How do you find out? With 91% of AI-built apps, the answer is: when a user complains. There's no error tracking, no uptime monitoring, no alerting. The app fails, users leave, and the builder has no idea anything went wrong.

This failure mode compounds over time. Small issues that would be caught immediately with monitoring go unnoticed for days. By the time someone reports the problem, you've lost users, data, or trust.

Failure Mode 6: The Build Time Bomb

34% of the apps we scanned had ignoreBuildErrors: true in their configuration. This flag suppresses TypeScript errors and ESLint warnings during builds, allowing the app to deploy even when the code has known issues.

This is a time bomb. The errors that TypeScript catches, type mismatches, null pointer risks, incorrect function signatures, are real bugs. Suppressing them doesn't make them go away. It makes them harder to find when they eventually cause production failures.

// This is in your next.config.js. It should not be.
module.exports = {
  typescript: { ignoreBuildErrors: true },
  eslint: { ignoreDuringBuilds: true },
};

The solution is to fix the underlying errors, not to suppress them. Yes, this can take time. But every suppressed error is a production failure waiting to happen.

Why AI Tools Don't Fix This

This isn't an oversight by AI tool makers. It's a structural incentive problem.

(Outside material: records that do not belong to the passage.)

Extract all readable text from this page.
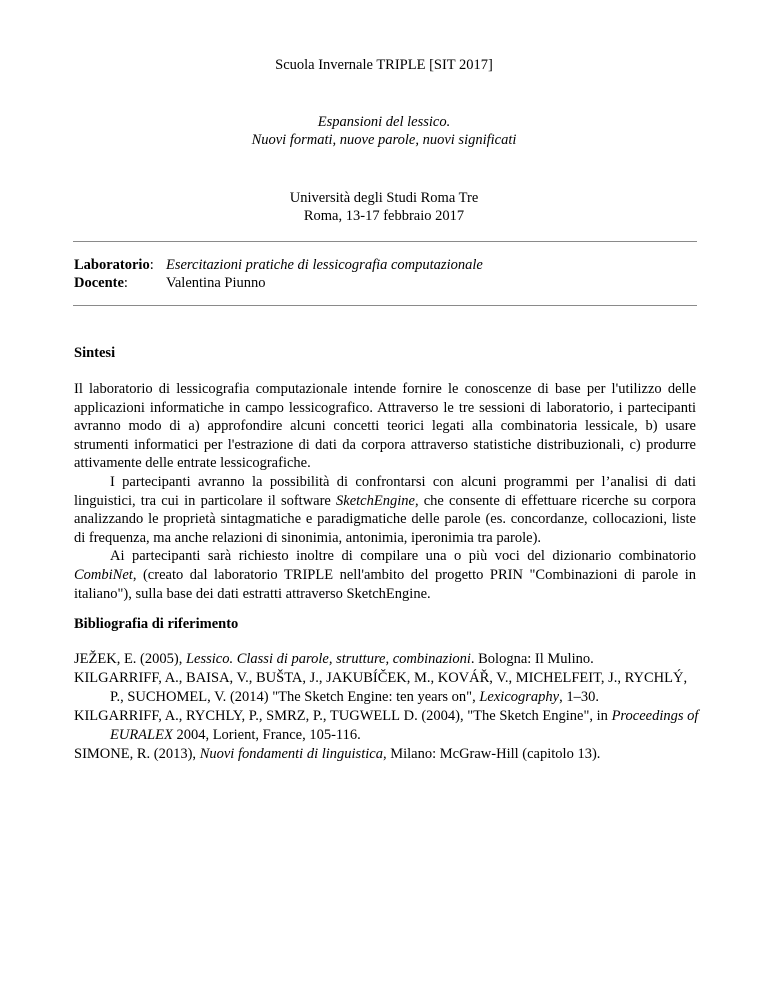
Scuola Invernale TRIPLE [SIT 2017]
Espansioni del lessico.
Nuovi formati, nuove parole, nuovi significati
Università degli Studi Roma Tre
Roma, 13-17 febbraio 2017
Laboratorio: Esercitazioni pratiche di lessicografia computazionale
Docente:	Valentina Piunno
Sintesi

Il laboratorio di lessicografia computazionale intende fornire le conoscenze di base per l'utilizzo delle applicazioni informatiche in campo lessicografico. Attraverso le tre sessioni di laboratorio, i partecipanti avranno modo di a) approfondire alcuni concetti teorici legati alla combinatoria lessicale, b) usare strumenti informatici per l'estrazione di dati da corpora attraverso statistiche distribuzionali, c) produrre attivamente delle entrate lessicografiche.

I partecipanti avranno la possibilità di confrontarsi con alcuni programmi per l’analisi di dati linguistici, tra cui in particolare il software SketchEngine, che consente di effettuare ricerche su corpora analizzando le proprietà sintagmatiche e paradigmatiche delle parole (es. concordanze, collocazioni, liste di frequenza, ma anche relazioni di sinonimia, antonimia, iperonimia tra parole).

Ai partecipanti sarà richiesto inoltre di compilare una o più voci del dizionario combinatorio CombiNet, (creato dal laboratorio TRIPLE nell'ambito del progetto PRIN "Combinazioni di parole in italiano"), sulla base dei dati estratti attraverso SketchEngine.

Bibliografia di riferimento

JEŽEK, E. (2005), Lessico. Classi di parole, strutture, combinazioni. Bologna: Il Mulino.

KILGARRIFF, A., BAISA, V., BUŠTA, J., JAKUBÍČEK, M., KOVÁŘ, V., MICHELFEIT, J., RYCHLÝ, P., SUCHOMEL, V. (2014) "The Sketch Engine: ten years on", Lexicography, 1–30.

KILGARRIFF, A., RYCHLY, P., SMRZ, P., TUGWELL D. (2004), "The Sketch Engine", in Proceedings of EURALEX 2004, Lorient, France, 105-116.

SIMONE, R. (2013), Nuovi fondamenti di linguistica, Milano: McGraw-Hill (capitolo 13).
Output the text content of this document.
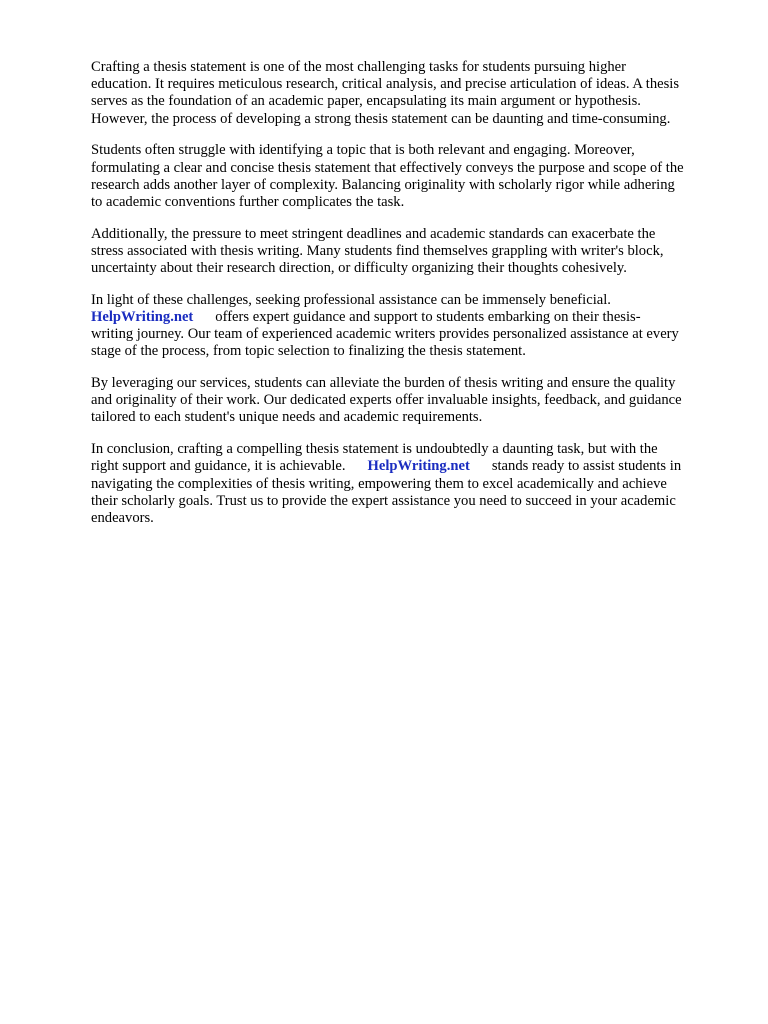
Crafting a thesis statement is one of the most challenging tasks for students pursuing higher
education. It requires meticulous research, critical analysis, and precise articulation of ideas. A thesis
serves as the foundation of an academic paper, encapsulating its main argument or hypothesis.
However, the process of developing a strong thesis statement can be daunting and time-consuming.

Students often struggle with identifying a topic that is both relevant and engaging. Moreover,
formulating a clear and concise thesis statement that effectively conveys the purpose and scope of the
research adds another layer of complexity. Balancing originality with scholarly rigor while adhering
to academic conventions further complicates the task.

Additionally, the pressure to meet stringent deadlines and academic standards can exacerbate the
stress associated with thesis writing. Many students find themselves grappling with writer's block,
uncertainty about their research direction, or difficulty organizing their thoughts cohesively.

In light of these challenges, seeking professional assistance can be immensely beneficial.
HelpWriting.net offers expert guidance and support to students embarking on their thesis-
writing journey. Our team of experienced academic writers provides personalized assistance at every
stage of the process, from topic selection to finalizing the thesis statement.

By leveraging our services, students can alleviate the burden of thesis writing and ensure the quality
and originality of their work. Our dedicated experts offer invaluable insights, feedback, and guidance
tailored to each student's unique needs and academic requirements.

In conclusion, crafting a compelling thesis statement is undoubtedly a daunting task, but with the
right support and guidance, it is achievable. HelpWriting.net stands ready to assist students in
navigating the complexities of thesis writing, empowering them to excel academically and achieve
their scholarly goals. Trust us to provide the expert assistance you need to succeed in your academic
endeavors.
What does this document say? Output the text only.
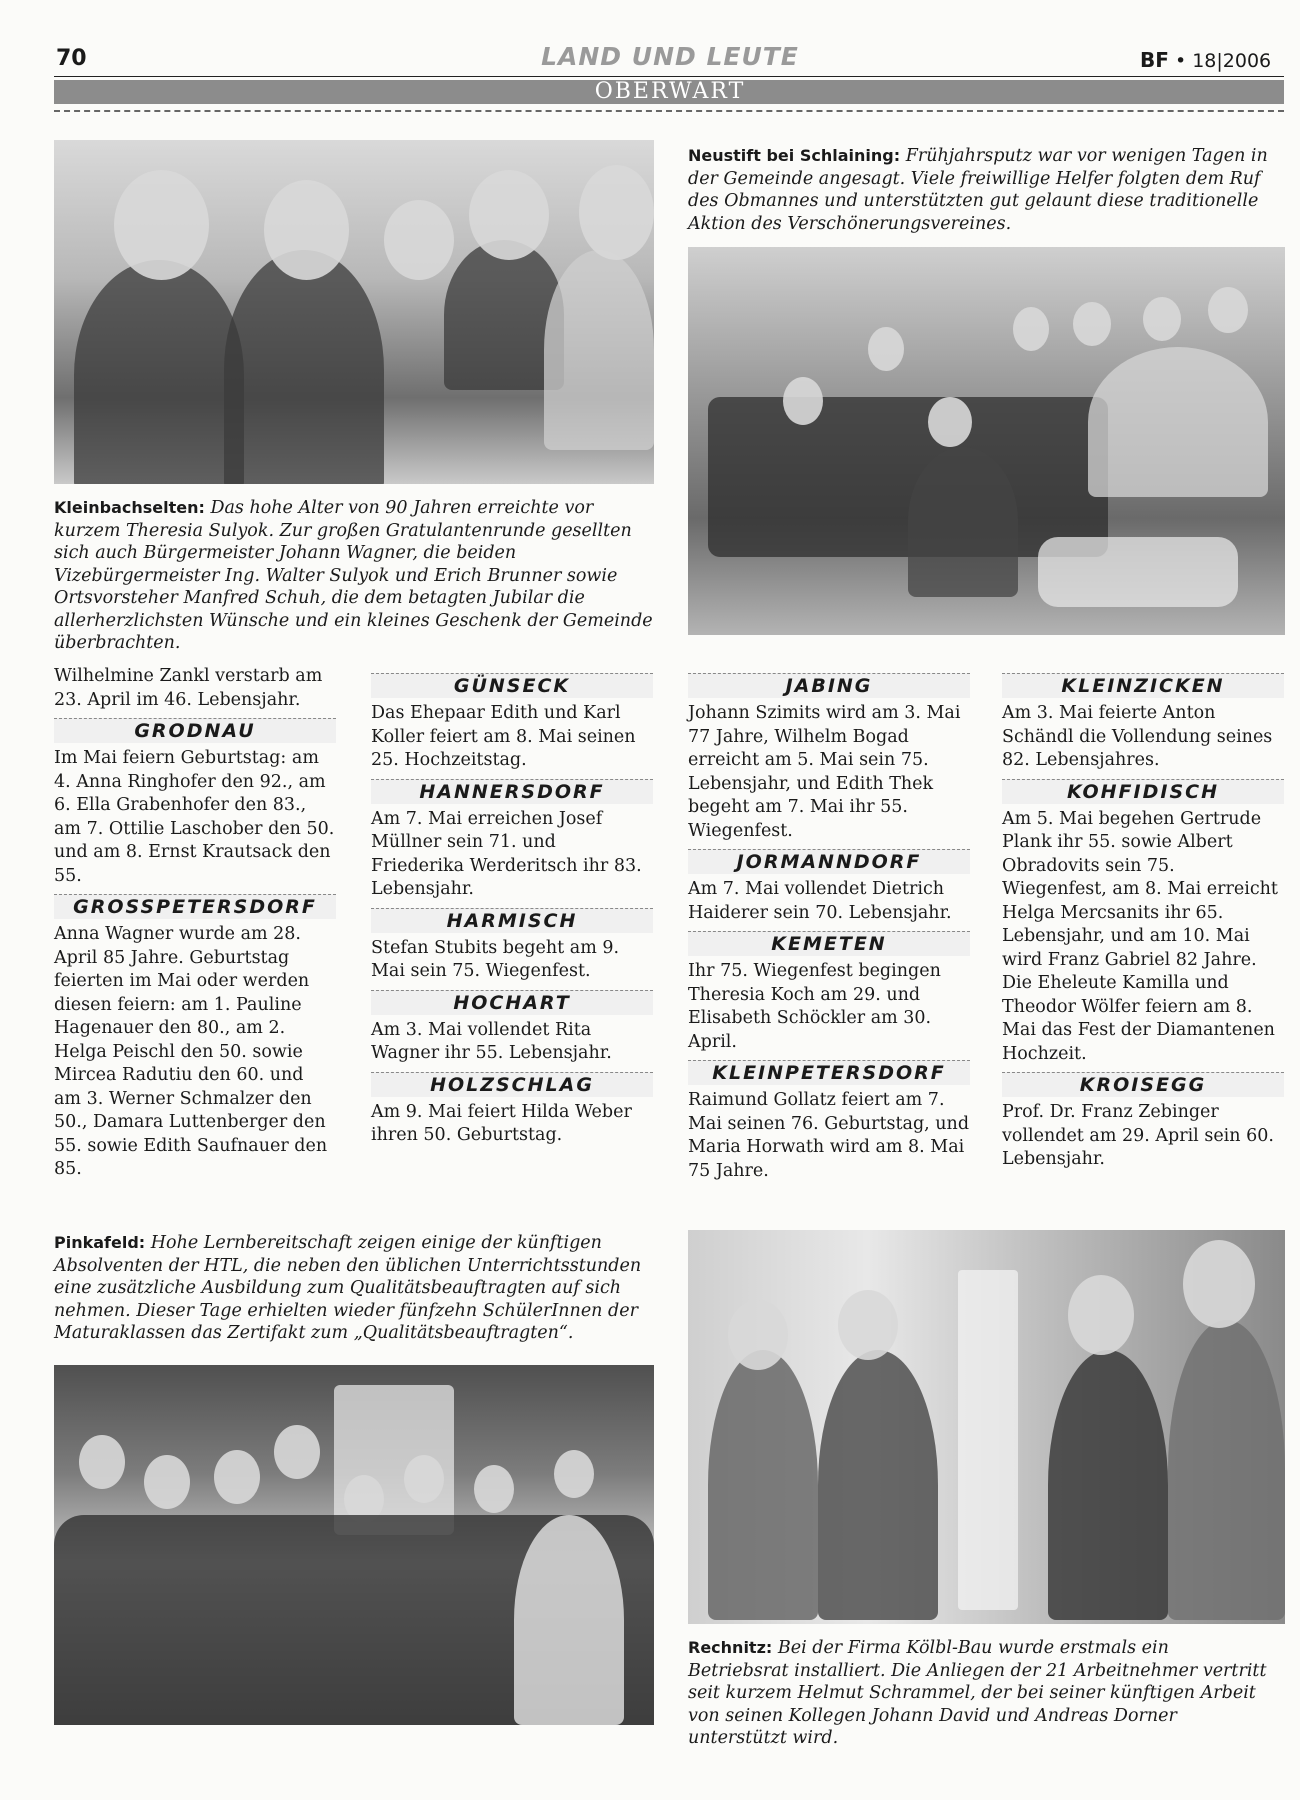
70	LAND UND LEUTE	BF • 18|2006
OBERWART
Kleinbachselten: Das hohe Alter von 90 Jahren erreichte vor kurzem Theresia Sulyok. Zur großen Gratulantenrunde gesellten sich auch Bürgermeister Johann Wagner, die beiden Vizebürgermeister Ing. Walter Sulyok und Erich Brunner sowie Ortsvorsteher Manfred Schuh, die dem betagten Jubilar die allerherzlichsten Wünsche und ein kleines Geschenk der Gemeinde überbrachten.
Neustift bei Schlaining: Frühjahrsputz war vor wenigen Tagen in der Gemeinde angesagt. Viele freiwillige Helfer folgten dem Ruf des Obmannes und unterstützten gut gelaunt diese traditionelle Aktion des Verschönerungsvereines.

Wilhelmine Zankl verstarb am 23. April im 46. Lebensjahr.

GRODNAU

Im Mai feiern Geburtstag: am 4. Anna Ringhofer den 92., am 6. Ella Grabenhofer den 83., am 7. Ottilie Laschober den 50. und am 8. Ernst Krautsack den 55.

GROSSPETERSDORF

Anna Wagner wurde am 28. April 85 Jahre. Geburtstag feierten im Mai oder werden diesen feiern: am 1. Pauline Hagenauer den 80., am 2. Helga Peischl den 50. sowie Mircea Radutiu den 60. und am 3. Werner Schmalzer den 50., Damara Luttenberger den 55. sowie Edith Saufnauer den 85.

GÜNSECK

Das Ehepaar Edith und Karl Koller feiert am 8. Mai seinen 25. Hochzeitstag.

HANNERSDORF

Am 7. Mai erreichen Josef Müllner sein 71. und Friederika Werderitsch ihr 83. Lebensjahr.

HARMISCH

Stefan Stubits begeht am 9. Mai sein 75. Wiegenfest.

HOCHART

Am 3. Mai vollendet Rita Wagner ihr 55. Lebensjahr.

HOLZSCHLAG

Am 9. Mai feiert Hilda Weber ihren 50. Geburtstag.

JABING

Johann Szimits wird am 3. Mai 77 Jahre, Wilhelm Bogad erreicht am 5. Mai sein 75. Lebensjahr, und Edith Thek begeht am 7. Mai ihr 55. Wiegenfest.

JORMANNDORF

Am 7. Mai vollendet Dietrich Haiderer sein 70. Lebensjahr.

KEMETEN

Ihr 75. Wiegenfest begingen Theresia Koch am 29. und Elisabeth Schöckler am 30. April.

KLEINPETERSDORF

Raimund Gollatz feiert am 7. Mai seinen 76. Geburtstag, und Maria Horwath wird am 8. Mai 75 Jahre.

KLEINZICKEN

Am 3. Mai feierte Anton Schändl die Vollendung seines 82. Lebensjahres.

KOHFIDISCH

Am 5. Mai begehen Gertrude Plank ihr 55. sowie Albert Obradovits sein 75. Wiegenfest, am 8. Mai erreicht Helga Mercsanits ihr 65. Lebensjahr, und am 10. Mai wird Franz Gabriel 82 Jahre. Die Eheleute Kamilla und Theodor Wölfer feiern am 8. Mai das Fest der Diamantenen Hochzeit.

KROISEGG

Prof. Dr. Franz Zebinger vollendet am 29. April sein 60. Lebensjahr.

Pinkafeld: Hohe Lernbereitschaft zeigen einige der künftigen Absolventen der HTL, die neben den üblichen Unterrichtsstunden eine zusätzliche Ausbildung zum Qualitätsbeauftragten auf sich nehmen. Dieser Tage erhielten wieder fünfzehn SchülerInnen der Maturaklassen das Zertifakt zum „Qualitätsbeauftragten“.
Rechnitz: Bei der Firma Kölbl-Bau wurde erstmals ein Betriebsrat installiert. Die Anliegen der 21 Arbeitnehmer vertritt seit kurzem Helmut Schrammel, der bei seiner künftigen Arbeit von seinen Kollegen Johann David und Andreas Dorner unterstützt wird.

AI coding tools are evaluated and adopted based on how quickly they produce working demos. Speed and visual output are what drive downloads, word-of-mouth, and ARR. No one tweets "Cursor helped me write comprehensive input validation for all 14 of my API endpoints." They tweet "Built a full SaaS app with Cursor in 3 hours."

So the tools optimize for what gets adopted: fast, visible, working results. Production hardening is slow, invisible, and only matters when something goes wrong. It's the vegetables of software development. Essential but not exciting.

This isn't going to change. The incentives are too strong. Build tools will keep optimizing for building. That's fine. It just means production readiness needs to come from somewhere else.

What To Do About It

If you've built something with an AI tool and you're planning to ship it, you have three options:

Option 1: The Manual Audit. Go through a comprehensive checklist item by item. Check security, error handling, testing, deploy config, performance, and monitoring. This works, but it takes several hours and requires you to know what to look for.

Option 2: Get an Experienced Review. Find a developer who's shipped production software before and ask them to review your code. They'll find things you didn't know to look for. This is probably the highest-value option if you have access to an experienced developer.

Option 3: Automate the Finishing Pass.

FinishKit automates the production readiness audit. It scans your repo with multi-pass analysis and generates a prioritized Finish Plan covering every failure mode described in this post. Security gaps, missing error handling, absent tests, deploy configuration issues. You get a clear list of what to fix, ordered by severity. Run a scan and see where your app stands.

The AI built your app. That was the easy part. The hard part, the part that determines whether your app succeeds or fails in production, is everything that comes after.

Don't skip it. Your users are counting on you, even if they don't know it yet.